How can I capture the output of the Arduino CLI?

Please note this is a cross-post of a question originally asked on Stack Overflow

I am experimenting with automating Arduino builds using Python's subprocess module. I cannot seem to capture the output from the compile/link process.

For example, if I call the Arduino CLI from my terminal using a sketch with a deliberate compiler error, I get this output:

james@james-pc:~/code/arduino-cli-test$ arduino --verify ~/sketchbook/test/test.ino
Picked up JAVA_TOOL_OPTIONS: 
Loading configuration...
Initialising packages...
Preparing boards...
Verifying...
sketch/test.cpp:7:25: fatal error: test.h: No such file or directory
 #include "test.h"
                  ^
compilation terminated.
exit status 1

But If I use subprocess to run the same command:

sketch_path="~/sketchbook/test/test.ino"
try:
    subprocess.run(["arduino", "--verify", sketch_path], check=True, stdout=subprocess.PIPE, stderr=subprocess.PIPE)
except subprocess.CalledProcessError as e:
    print(e.output)
    print(e.stdout)
    print(e.stderr)

The except block runs, but I only get the output from Arduino itself, not the compiler output:

Out: 
Std: 
Err: Picked up JAVA_TOOL_OPTIONS: 
Loading configuration...
Initialising packages...
Preparing boards...
Verifying...

In this instance, both e.output and e.stdout were blank. I get different results there depending on the stdout and stderr parameters, but no combination of parameters I've tried has resulted in capturing the compiler output.

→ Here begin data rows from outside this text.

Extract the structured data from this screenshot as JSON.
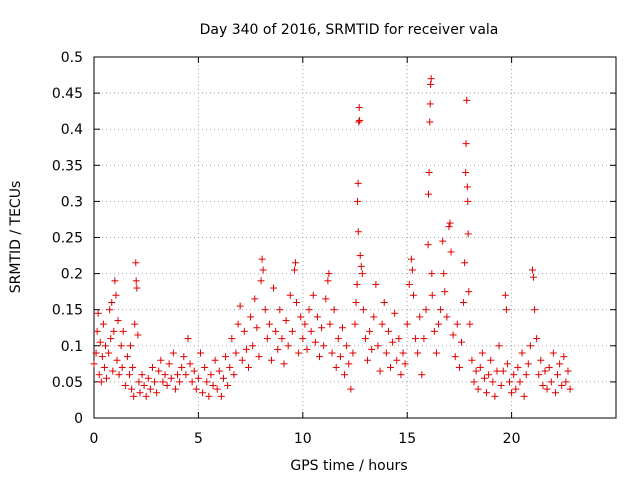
{
  "chart_data": {
    "type": "scatter",
    "title": "Day 340 of 2016, SRMTID for receiver vala",
    "xlabel": "GPS time / hours",
    "ylabel": "SRMTID / TECUs",
    "xlim": [
      0,
      25
    ],
    "ylim": [
      0,
      0.5
    ],
    "x_ticks": [
      0,
      5,
      10,
      15,
      20
    ],
    "y_ticks": [
      0,
      0.05,
      0.1,
      0.15,
      0.2,
      0.25,
      0.3,
      0.35,
      0.4,
      0.45,
      0.5
    ],
    "x_tick_labels": [
      "0",
      "5",
      "10",
      "15",
      "20"
    ],
    "y_tick_labels": [
      "0",
      "0.05",
      "0.1",
      "0.15",
      "0.2",
      "0.25",
      "0.3",
      "0.35",
      "0.4",
      "0.45",
      "0.5"
    ],
    "grid": true,
    "marker": "+",
    "color": "#e00000",
    "series": [
      {
        "name": "SRMTID",
        "points": [
          [
            0.0,
            0.075
          ],
          [
            0.1,
            0.09
          ],
          [
            0.15,
            0.12
          ],
          [
            0.2,
            0.145
          ],
          [
            0.25,
            0.06
          ],
          [
            0.3,
            0.105
          ],
          [
            0.35,
            0.05
          ],
          [
            0.4,
            0.085
          ],
          [
            0.45,
            0.13
          ],
          [
            0.5,
            0.07
          ],
          [
            0.55,
            0.1
          ],
          [
            0.6,
            0.055
          ],
          [
            0.7,
            0.09
          ],
          [
            0.75,
            0.15
          ],
          [
            0.8,
            0.11
          ],
          [
            0.85,
            0.16
          ],
          [
            0.9,
            0.065
          ],
          [
            0.95,
            0.12
          ],
          [
            1.0,
            0.19
          ],
          [
            1.05,
            0.17
          ],
          [
            1.1,
            0.08
          ],
          [
            1.15,
            0.135
          ],
          [
            1.2,
            0.06
          ],
          [
            1.3,
            0.1
          ],
          [
            1.35,
            0.07
          ],
          [
            1.4,
            0.12
          ],
          [
            1.5,
            0.045
          ],
          [
            1.6,
            0.085
          ],
          [
            1.7,
            0.06
          ],
          [
            1.75,
            0.1
          ],
          [
            1.8,
            0.04
          ],
          [
            1.85,
            0.07
          ],
          [
            1.9,
            0.03
          ],
          [
            1.95,
            0.13
          ],
          [
            2.0,
            0.215
          ],
          [
            2.02,
            0.19
          ],
          [
            2.05,
            0.18
          ],
          [
            2.1,
            0.115
          ],
          [
            2.15,
            0.05
          ],
          [
            2.2,
            0.035
          ],
          [
            2.3,
            0.06
          ],
          [
            2.4,
            0.045
          ],
          [
            2.5,
            0.03
          ],
          [
            2.6,
            0.055
          ],
          [
            2.7,
            0.04
          ],
          [
            2.8,
            0.07
          ],
          [
            2.9,
            0.05
          ],
          [
            3.0,
            0.035
          ],
          [
            3.1,
            0.065
          ],
          [
            3.2,
            0.08
          ],
          [
            3.3,
            0.05
          ],
          [
            3.4,
            0.06
          ],
          [
            3.5,
            0.045
          ],
          [
            3.6,
            0.075
          ],
          [
            3.7,
            0.055
          ],
          [
            3.8,
            0.09
          ],
          [
            3.9,
            0.04
          ],
          [
            4.0,
            0.06
          ],
          [
            4.1,
            0.05
          ],
          [
            4.2,
            0.07
          ],
          [
            4.3,
            0.085
          ],
          [
            4.4,
            0.06
          ],
          [
            4.5,
            0.11
          ],
          [
            4.6,
            0.075
          ],
          [
            4.7,
            0.05
          ],
          [
            4.8,
            0.065
          ],
          [
            4.9,
            0.04
          ],
          [
            5.0,
            0.055
          ],
          [
            5.1,
            0.09
          ],
          [
            5.2,
            0.035
          ],
          [
            5.3,
            0.07
          ],
          [
            5.4,
            0.05
          ],
          [
            5.5,
            0.03
          ],
          [
            5.6,
            0.06
          ],
          [
            5.7,
            0.045
          ],
          [
            5.8,
            0.08
          ],
          [
            5.9,
            0.04
          ],
          [
            6.0,
            0.065
          ],
          [
            6.1,
            0.03
          ],
          [
            6.2,
            0.055
          ],
          [
            6.3,
            0.085
          ],
          [
            6.4,
            0.045
          ],
          [
            6.5,
            0.07
          ],
          [
            6.6,
            0.11
          ],
          [
            6.7,
            0.06
          ],
          [
            6.8,
            0.09
          ],
          [
            6.9,
            0.13
          ],
          [
            7.0,
            0.155
          ],
          [
            7.1,
            0.08
          ],
          [
            7.2,
            0.12
          ],
          [
            7.3,
            0.095
          ],
          [
            7.4,
            0.07
          ],
          [
            7.5,
            0.14
          ],
          [
            7.6,
            0.1
          ],
          [
            7.7,
            0.165
          ],
          [
            7.8,
            0.125
          ],
          [
            7.9,
            0.085
          ],
          [
            8.0,
            0.19
          ],
          [
            8.05,
            0.22
          ],
          [
            8.1,
            0.205
          ],
          [
            8.2,
            0.15
          ],
          [
            8.3,
            0.11
          ],
          [
            8.4,
            0.13
          ],
          [
            8.5,
            0.08
          ],
          [
            8.6,
            0.18
          ],
          [
            8.7,
            0.12
          ],
          [
            8.8,
            0.095
          ],
          [
            8.9,
            0.15
          ],
          [
            9.0,
            0.11
          ],
          [
            9.1,
            0.075
          ],
          [
            9.2,
            0.135
          ],
          [
            9.3,
            0.1
          ],
          [
            9.4,
            0.17
          ],
          [
            9.5,
            0.12
          ],
          [
            9.6,
            0.205
          ],
          [
            9.65,
            0.215
          ],
          [
            9.7,
            0.16
          ],
          [
            9.8,
            0.09
          ],
          [
            9.9,
            0.14
          ],
          [
            10.0,
            0.11
          ],
          [
            10.1,
            0.13
          ],
          [
            10.2,
            0.095
          ],
          [
            10.3,
            0.15
          ],
          [
            10.4,
            0.12
          ],
          [
            10.5,
            0.17
          ],
          [
            10.6,
            0.105
          ],
          [
            10.7,
            0.14
          ],
          [
            10.8,
            0.085
          ],
          [
            10.9,
            0.125
          ],
          [
            11.0,
            0.1
          ],
          [
            11.1,
            0.165
          ],
          [
            11.2,
            0.19
          ],
          [
            11.25,
            0.2
          ],
          [
            11.3,
            0.13
          ],
          [
            11.4,
            0.09
          ],
          [
            11.5,
            0.15
          ],
          [
            11.6,
            0.07
          ],
          [
            11.7,
            0.11
          ],
          [
            11.8,
            0.085
          ],
          [
            11.9,
            0.125
          ],
          [
            12.0,
            0.06
          ],
          [
            12.1,
            0.1
          ],
          [
            12.2,
            0.075
          ],
          [
            12.3,
            0.04
          ],
          [
            12.4,
            0.09
          ],
          [
            12.5,
            0.13
          ],
          [
            12.55,
            0.16
          ],
          [
            12.6,
            0.185
          ],
          [
            12.62,
            0.3
          ],
          [
            12.65,
            0.325
          ],
          [
            12.66,
            0.258
          ],
          [
            12.68,
            0.41
          ],
          [
            12.7,
            0.43
          ],
          [
            12.72,
            0.412
          ],
          [
            12.75,
            0.225
          ],
          [
            12.8,
            0.21
          ],
          [
            12.85,
            0.2
          ],
          [
            12.9,
            0.15
          ],
          [
            13.0,
            0.11
          ],
          [
            13.1,
            0.08
          ],
          [
            13.2,
            0.12
          ],
          [
            13.3,
            0.095
          ],
          [
            13.4,
            0.14
          ],
          [
            13.5,
            0.185
          ],
          [
            13.6,
            0.1
          ],
          [
            13.7,
            0.065
          ],
          [
            13.8,
            0.13
          ],
          [
            13.9,
            0.16
          ],
          [
            14.0,
            0.09
          ],
          [
            14.1,
            0.12
          ],
          [
            14.2,
            0.07
          ],
          [
            14.3,
            0.105
          ],
          [
            14.4,
            0.145
          ],
          [
            14.5,
            0.08
          ],
          [
            14.6,
            0.11
          ],
          [
            14.7,
            0.06
          ],
          [
            14.8,
            0.09
          ],
          [
            14.9,
            0.075
          ],
          [
            15.0,
            0.13
          ],
          [
            15.1,
            0.185
          ],
          [
            15.2,
            0.22
          ],
          [
            15.25,
            0.205
          ],
          [
            15.3,
            0.17
          ],
          [
            15.4,
            0.11
          ],
          [
            15.5,
            0.09
          ],
          [
            15.6,
            0.14
          ],
          [
            15.7,
            0.06
          ],
          [
            15.8,
            0.11
          ],
          [
            15.9,
            0.15
          ],
          [
            16.0,
            0.24
          ],
          [
            16.02,
            0.31
          ],
          [
            16.05,
            0.34
          ],
          [
            16.08,
            0.41
          ],
          [
            16.1,
            0.435
          ],
          [
            16.12,
            0.462
          ],
          [
            16.15,
            0.47
          ],
          [
            16.18,
            0.2
          ],
          [
            16.2,
            0.17
          ],
          [
            16.3,
            0.12
          ],
          [
            16.4,
            0.09
          ],
          [
            16.5,
            0.13
          ],
          [
            16.6,
            0.15
          ],
          [
            16.7,
            0.245
          ],
          [
            16.75,
            0.2
          ],
          [
            16.8,
            0.175
          ],
          [
            16.9,
            0.14
          ],
          [
            17.0,
            0.265
          ],
          [
            17.05,
            0.27
          ],
          [
            17.1,
            0.23
          ],
          [
            17.2,
            0.115
          ],
          [
            17.3,
            0.085
          ],
          [
            17.4,
            0.13
          ],
          [
            17.5,
            0.07
          ],
          [
            17.6,
            0.105
          ],
          [
            17.7,
            0.16
          ],
          [
            17.75,
            0.215
          ],
          [
            17.8,
            0.34
          ],
          [
            17.82,
            0.38
          ],
          [
            17.85,
            0.44
          ],
          [
            17.88,
            0.32
          ],
          [
            17.9,
            0.3
          ],
          [
            17.92,
            0.255
          ],
          [
            17.95,
            0.175
          ],
          [
            18.0,
            0.13
          ],
          [
            18.1,
            0.08
          ],
          [
            18.2,
            0.05
          ],
          [
            18.3,
            0.065
          ],
          [
            18.4,
            0.04
          ],
          [
            18.5,
            0.07
          ],
          [
            18.6,
            0.09
          ],
          [
            18.7,
            0.055
          ],
          [
            18.8,
            0.035
          ],
          [
            18.9,
            0.06
          ],
          [
            19.0,
            0.08
          ],
          [
            19.1,
            0.05
          ],
          [
            19.2,
            0.03
          ],
          [
            19.3,
            0.065
          ],
          [
            19.4,
            0.1
          ],
          [
            19.5,
            0.045
          ],
          [
            19.6,
            0.065
          ],
          [
            19.7,
            0.17
          ],
          [
            19.75,
            0.15
          ],
          [
            19.8,
            0.075
          ],
          [
            19.9,
            0.05
          ],
          [
            20.0,
            0.035
          ],
          [
            20.1,
            0.06
          ],
          [
            20.2,
            0.04
          ],
          [
            20.3,
            0.07
          ],
          [
            20.4,
            0.05
          ],
          [
            20.5,
            0.09
          ],
          [
            20.6,
            0.03
          ],
          [
            20.7,
            0.06
          ],
          [
            20.8,
            0.075
          ],
          [
            20.9,
            0.1
          ],
          [
            21.0,
            0.205
          ],
          [
            21.05,
            0.195
          ],
          [
            21.1,
            0.15
          ],
          [
            21.2,
            0.11
          ],
          [
            21.3,
            0.06
          ],
          [
            21.4,
            0.08
          ],
          [
            21.5,
            0.045
          ],
          [
            21.6,
            0.065
          ],
          [
            21.7,
            0.04
          ],
          [
            21.8,
            0.07
          ],
          [
            21.9,
            0.05
          ],
          [
            22.0,
            0.09
          ],
          [
            22.1,
            0.035
          ],
          [
            22.2,
            0.06
          ],
          [
            22.3,
            0.075
          ],
          [
            22.4,
            0.045
          ],
          [
            22.5,
            0.085
          ],
          [
            22.6,
            0.05
          ],
          [
            22.7,
            0.065
          ],
          [
            22.8,
            0.04
          ]
        ]
      }
    ]
  }
}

I get the same result if I eliminate check=True and examine the returned CompletedProcess object.

Why is this the case? Is there a way I can capture this output?

Footnote: Looking at this github issue and reading the documentation, maybe this isn't possible as the "arduino cli" is not very cli-like under the hood. Also, even redirect to file doesn't work, it just prints to the terminal:

james@james-pc:~/code/arduino-cli-test$ arduino --verify ~/sketchbook/test/test.ino > test.txt
Picked up JAVA_TOOL_OPTIONS: 
Loading configuration...
Initialising packages...
Preparing boards...
Verifying...
sketch/test.cpp:7:25: fatal error: test.h: No such file or directory
 #include "test.h"
                  ^
compilation terminated.
exit status 1
james@james-pc:~/code/arduino-cli-test$ cat test.txt 
james@james-pc:~/code/arduino-cli-test$

Any assistance on automating the build would be appreciated. I could of course use my own makefile or other build process, but I had really hoped to use the Arduino executable as-is.

jamesfowkes:
I am experimenting with automating Arduino builds using Python's subprocess module. I cannot seem to capture the output from the compile/link process.

I don't understand from that what you are actually trying to do with Python.
Consequently I don't understand why you would want to capture the output.

I have written this simple Python program to compile and upload using the command-line IDE.

...R

I want to do exactly what you're doing, but along with capturing the return code, also capturing the compiler/link/upload output, so that in the case of a failure of one of those processes I can print/store the exact error that occurred.

That seems to be the hard bit.

Using Linux, errors are written to standard error so the following results in standard output in a file named stdout.txt and standard error output in a file named stderr.txt

arduino --verify mysketch/mysketch.ino >stdout.txt 2>stderr.txt

To get both in the same file named stdout.txt, do the following.

arduino --verify mysketch/mysketch.ino  >stdout.txt 2>&1

I do not know if this works on Windows or Mac or python.

jamesfowkes:
I want to do exactly what you're doing, but along with capturing the return code, also capturing the compiler/link/upload output, so that in the case of a failure of one of those processes I can print/store the exact error that occurred.

That seems to be the hard bit.

When I compile or upload an Arduino program with my Python script it opens a terminal in which all the usual compile/upload messages appear (just as they would in the Arduino IDE). If there is a problem I can read the text on screen. I have never felt the need to save the text for posterity.

...R

This is part of a project to automate builds/uploads, so the output needs to be logged/captured somehow.

As I mentioned earlier, my Python program causes a terminal window to open - I wonder if your program could give a command to the terminal program to save its output to the file?

...R

Unbelievably, this was somehow due to using ~ for my home directory. Replacing that with a fully qualified path did the trick.

Thanks for the update.

For the benefit of others can you post your working version?